In the 2013 session, Idaho lawmakers overwhelmingly passed a resolution opposing legalization of marijuana “for any purpose in the state of Idaho.”
But Frank said the toll that marijuana laws have on people is worse than what might happen if it were legal.
“The gateway theory is out the window,” she said. “I don’t use heroin. I use marijuana. I choose it over pharmaceuticals.”
A 2010 survey by Boise State University’s Public Policy Center showed that 74 percent of Idaho respondents supported medical marijuana for very ill or terminally ill patients.
Any supporters of legalization should contact the group, Frank said. “We want to give them an opportunity to change (the law) if they really want to change it.”
Twin Falls Police Capt. Anthony Barnhart said it would be difficult to show a correlation between marijuana arrests in the city and legalization in other states. Over the years, though, city arrests haven’t fluctuated much, he said.
So far this year, the department has made 128 misdemeanor marijuana arrests, meaning a person had less than 3 ounces. Police made 181 arrests in all of 2013 and 124 in 2012.
“Police don’t make the laws,” Barnhart said. “We enforce the laws that the people of Idaho tell us to through their legislators.”
In March, Darien Roseen filed a lawsuit against Idaho State Police and law enforcement officials in Fruitland and Payette County.
Roseen had been returning from his daughter’s baby shower in Washington state to his home in Pagosa Springs, Colo., when he was detained and his vehicle searched, allegedly because of his Colorado license plate. Nothing illegal was found in his car.
Although ISP won’t be a defendant, because it has immunity, a trial likely will be scheduled next year in U.S. District Court in Boise, court documents show.
Barnhart said it’s unlikely that travelers from neighboring states will be needlessly stopped.

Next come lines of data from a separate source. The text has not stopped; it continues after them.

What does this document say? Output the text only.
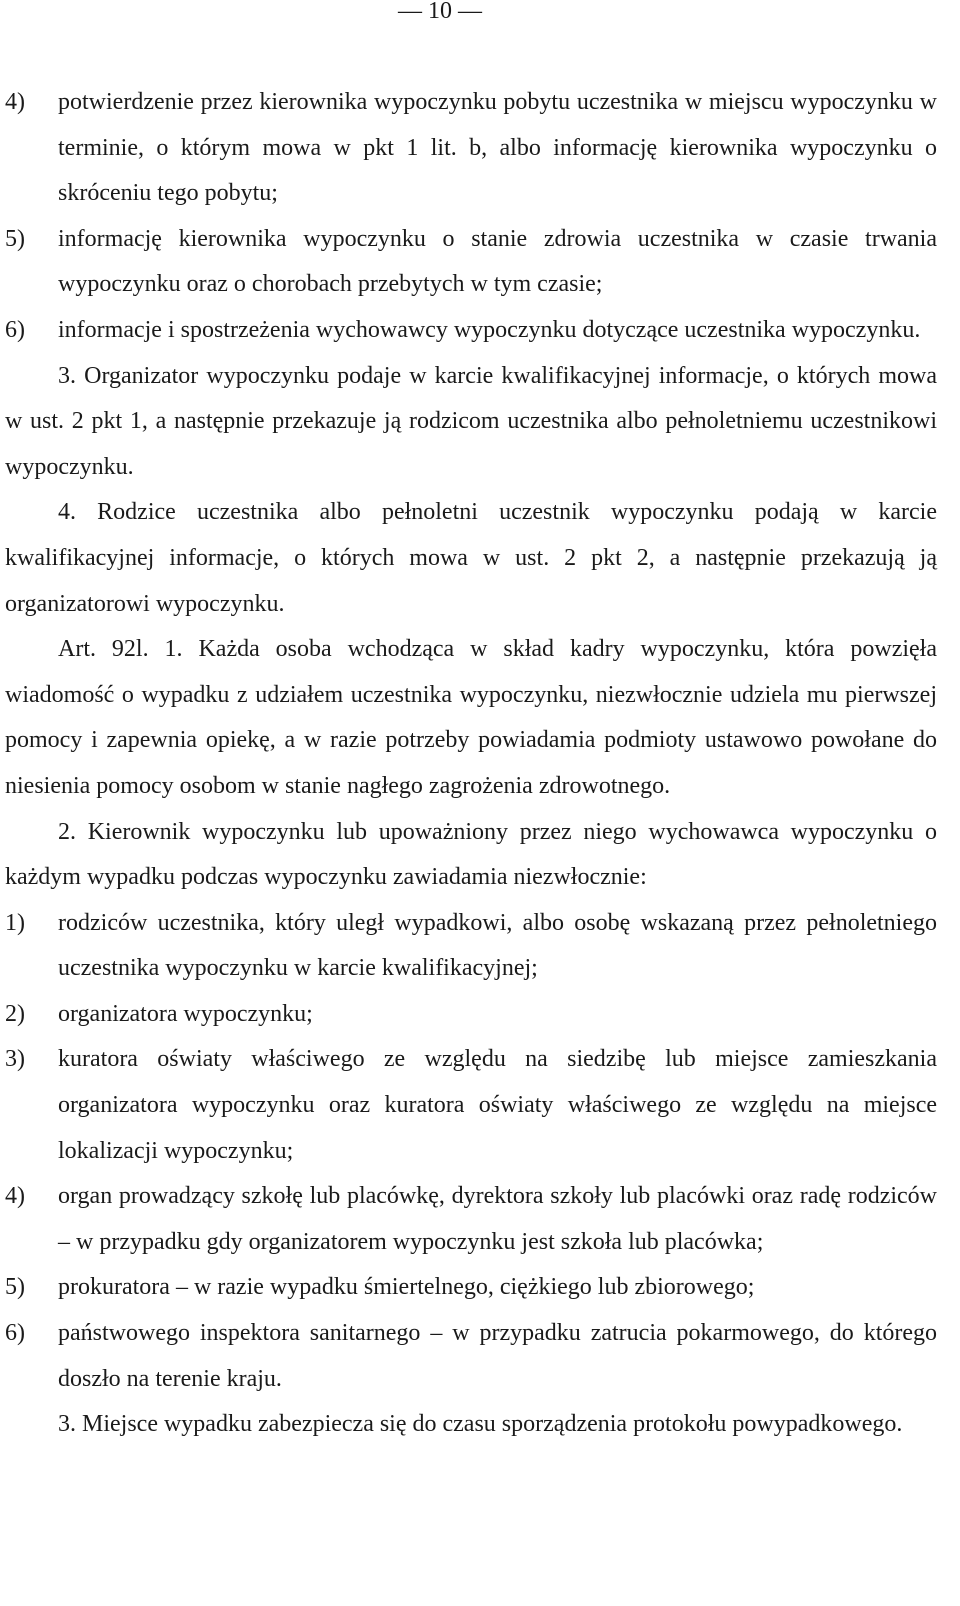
— 10 —
4) potwierdzenie przez kierownika wypoczynku pobytu uczestnika w miejscu wypoczynku w terminie, o którym mowa w pkt 1 lit. b, albo informację kierownika wypoczynku o skróceniu tego pobytu;
5) informację kierownika wypoczynku o stanie zdrowia uczestnika w czasie trwania wypoczynku oraz o chorobach przebytych w tym czasie;
6) informacje i spostrzeżenia wychowawcy wypoczynku dotyczące uczestnika wypoczynku.
3. Organizator wypoczynku podaje w karcie kwalifikacyjnej informacje, o których mowa w ust. 2 pkt 1, a następnie przekazuje ją rodzicom uczestnika albo pełnoletniemu uczestnikowi wypoczynku.
4. Rodzice uczestnika albo pełnoletni uczestnik wypoczynku podają w karcie kwalifikacyjnej informacje, o których mowa w ust. 2 pkt 2, a następnie przekazują ją organizatorowi wypoczynku.
Art. 92l. 1. Każda osoba wchodząca w skład kadry wypoczynku, która powzięła wiadomość o wypadku z udziałem uczestnika wypoczynku, niezwłocznie udziela mu pierwszej pomocy i zapewnia opiekę, a w razie potrzeby powiadamia podmioty ustawowo powołane do niesienia pomocy osobom w stanie nagłego zagrożenia zdrowotnego.
2. Kierownik wypoczynku lub upoważniony przez niego wychowawca wypoczynku o każdym wypadku podczas wypoczynku zawiadamia niezwłocznie:
1) rodziców uczestnika, który uległ wypadkowi, albo osobę wskazaną przez pełnoletniego uczestnika wypoczynku w karcie kwalifikacyjnej;
2) organizatora wypoczynku;
3) kuratora oświaty właściwego ze względu na siedzibę lub miejsce zamieszkania organizatora wypoczynku oraz kuratora oświaty właściwego ze względu na miejsce lokalizacji wypoczynku;
4) organ prowadzący szkołę lub placówkę, dyrektora szkoły lub placówki oraz radę rodziców – w przypadku gdy organizatorem wypoczynku jest szkoła lub placówka;
5) prokuratora – w razie wypadku śmiertelnego, ciężkiego lub zbiorowego;
6) państwowego inspektora sanitarnego – w przypadku zatrucia pokarmowego, do którego doszło na terenie kraju.
3. Miejsce wypadku zabezpiecza się do czasu sporządzenia protokołu powypadkowego.
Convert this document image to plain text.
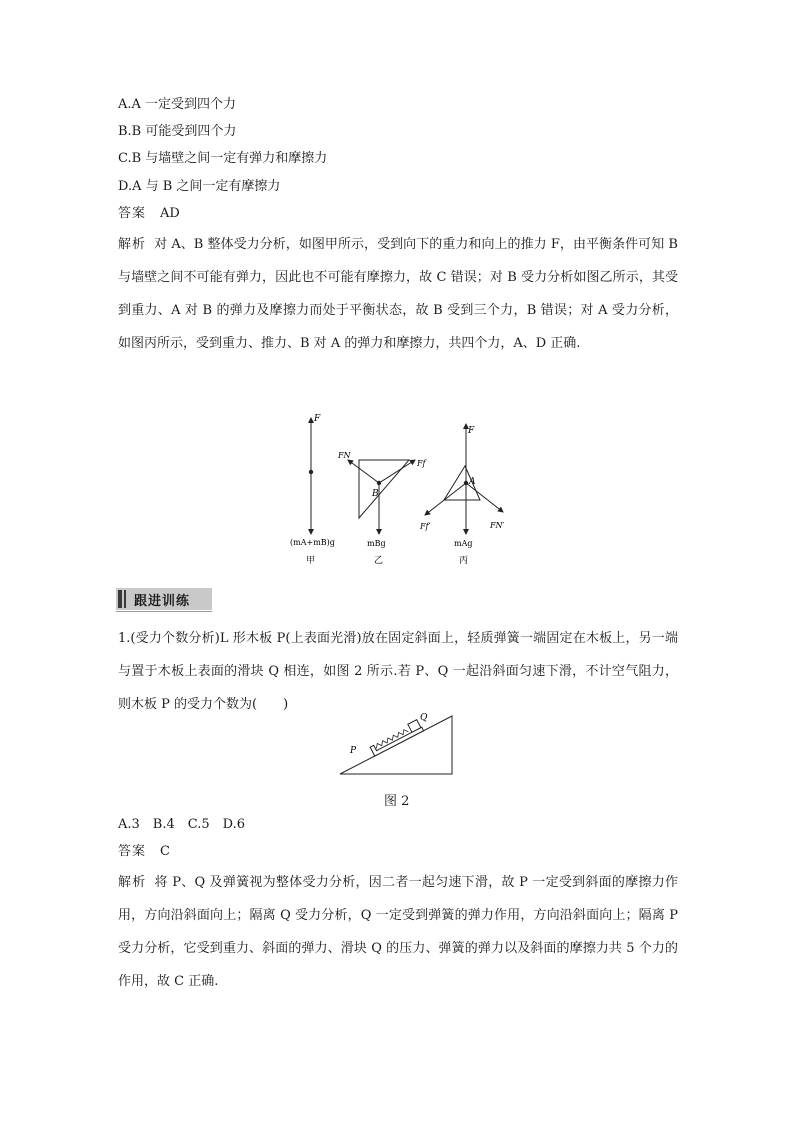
A.A 一定受到四个力
B.B 可能受到四个力
C.B 与墙壁之间一定有弹力和摩擦力
D.A 与 B 之间一定有摩擦力
答案 AD
解析 对 A、B 整体受力分析，如图甲所示，受到向下的重力和向上的推力 F，由平衡条件可知 B 与墙壁之间不可能有弹力，因此也不可能有摩擦力，故 C 错误；对 B 受力分析如图乙所示，其受到重力、A 对 B 的弹力及摩擦力而处于平衡状态，故 B 受到三个力，B 错误；对 A 受力分析，如图丙所示，受到重力、推力、B 对 A 的弹力和摩擦力，共四个力，A、D 正确.
F
(mA+mB)g
甲
FN
Ff
B
mBg
乙
F
A
Ff′	FN′
mAg
丙
跟进训练
1.(受力个数分析)L 形木板 P(上表面光滑)放在固定斜面上，轻质弹簧一端固定在木板上，另一端与置于木板上表面的滑块 Q 相连，如图 2 所示.若 P、Q 一起沿斜面匀速下滑，不计空气阻力，则木板 P 的受力个数为(　　)
P
Q
图 2
A.3　B.4　C.5　D.6
答案 C
解析 将 P、Q 及弹簧视为整体受力分析，因二者一起匀速下滑，故 P 一定受到斜面的摩擦力作用，方向沿斜面向上；隔离 Q 受力分析，Q 一定受到弹簧的弹力作用，方向沿斜面向上；隔离 P 受力分析，它受到重力、斜面的弹力、滑块 Q 的压力、弹簧的弹力以及斜面的摩擦力共 5 个力的作用，故 C 正确.
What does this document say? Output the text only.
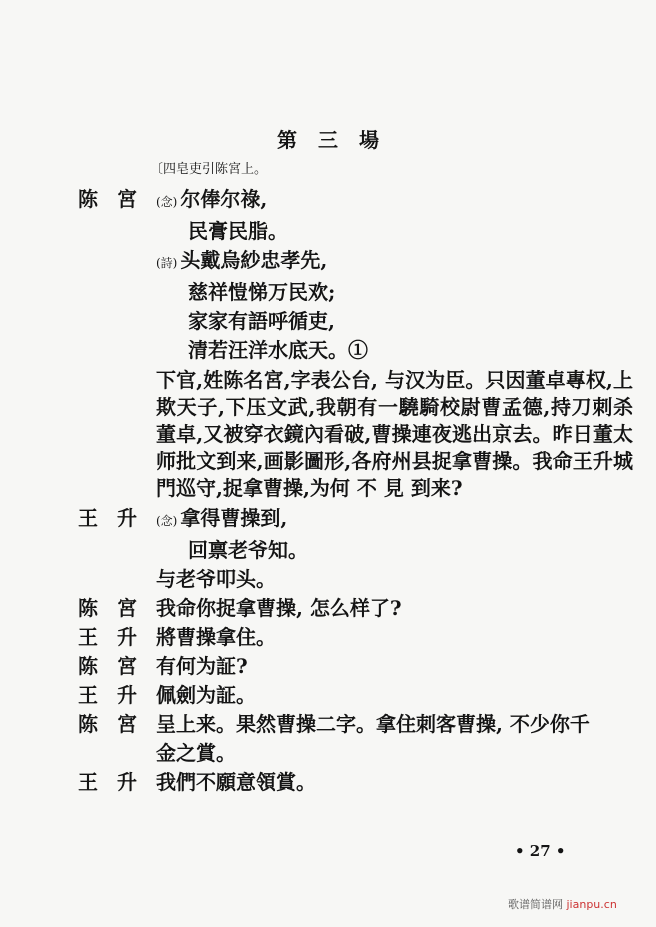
第 三 場
〔四皂吏引陈宮上。
陈 宮	(念) 尔俸尔祿,
民膏民脂。
(詩) 头戴烏紗忠孝先,
慈祥愷悌万民欢;
家家有語呼循吏,
清若汪洋水底天。①
下官,姓陈名宮,字表公台, 与汉为臣。只因董卓專权,上欺天子,下压文武,我朝有一驍騎校尉曹孟德,持刀刺杀董卓,又被穿衣鏡內看破,曹操連夜逃出京去。昨日董太师批文到来,画影圖形,各府州县捉拿曹操。我命王升城門巡守,捉拿曹操,为何 不 見 到来?
王 升	(念) 拿得曹操到,
回禀老爷知。
与老爷叩头。
陈 宮 我命你捉拿曹操, 怎么样了?
王 升 將曹操拿住。
陈 宮 有何为証?
王 升 佩劍为証。
陈 宮 呈上来。果然曹操二字。拿住刺客曹操, 不少你千
金之賞。
王 升 我們不願意領賞。
• 27 •
歌谱简谱网 jianpu.cn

“We have to have probable cause before we make a traffic stop,” he said.
Capt. Robert Storm, of the ISP district covering the Magic Valley, said his office hasn’t begun discussing what Oregon’s legalization could mean for Idaho.
“It doesn’t take effect till next July,” he said. “It’s just too far away.”
But Jerome County Sheriff Doug McFall said, “If there’s a significant increase in recreational use in the eastern side of Oregon, without a doubt it will influence law enforcement in Idaho, especially counties close to the border.”
McFall said legalization elsewhere isn’t likely to increase local marijuana activity, though it might increase what troopers see on the interstates.
Having easier access to legal marijuana might affect where people get their pot, though, he said.
Jerome County sees expensive marijuana from Canada and cheaper stuff from Mexico, he said. U.S. grown marijuana could increase in popularity.
A few years ago, deputies found significant marijuana grow-sites in Jerome County cornfields. After a crackdown, those growers left, McFall said.
The Idaho Sheriffs Association opposes legalization of recreational marijuana use, McFall said, but opinions differ on whether exceptions should be made for medical marijuana.
But Frank said, “It’s time for Idaho to start catching up.”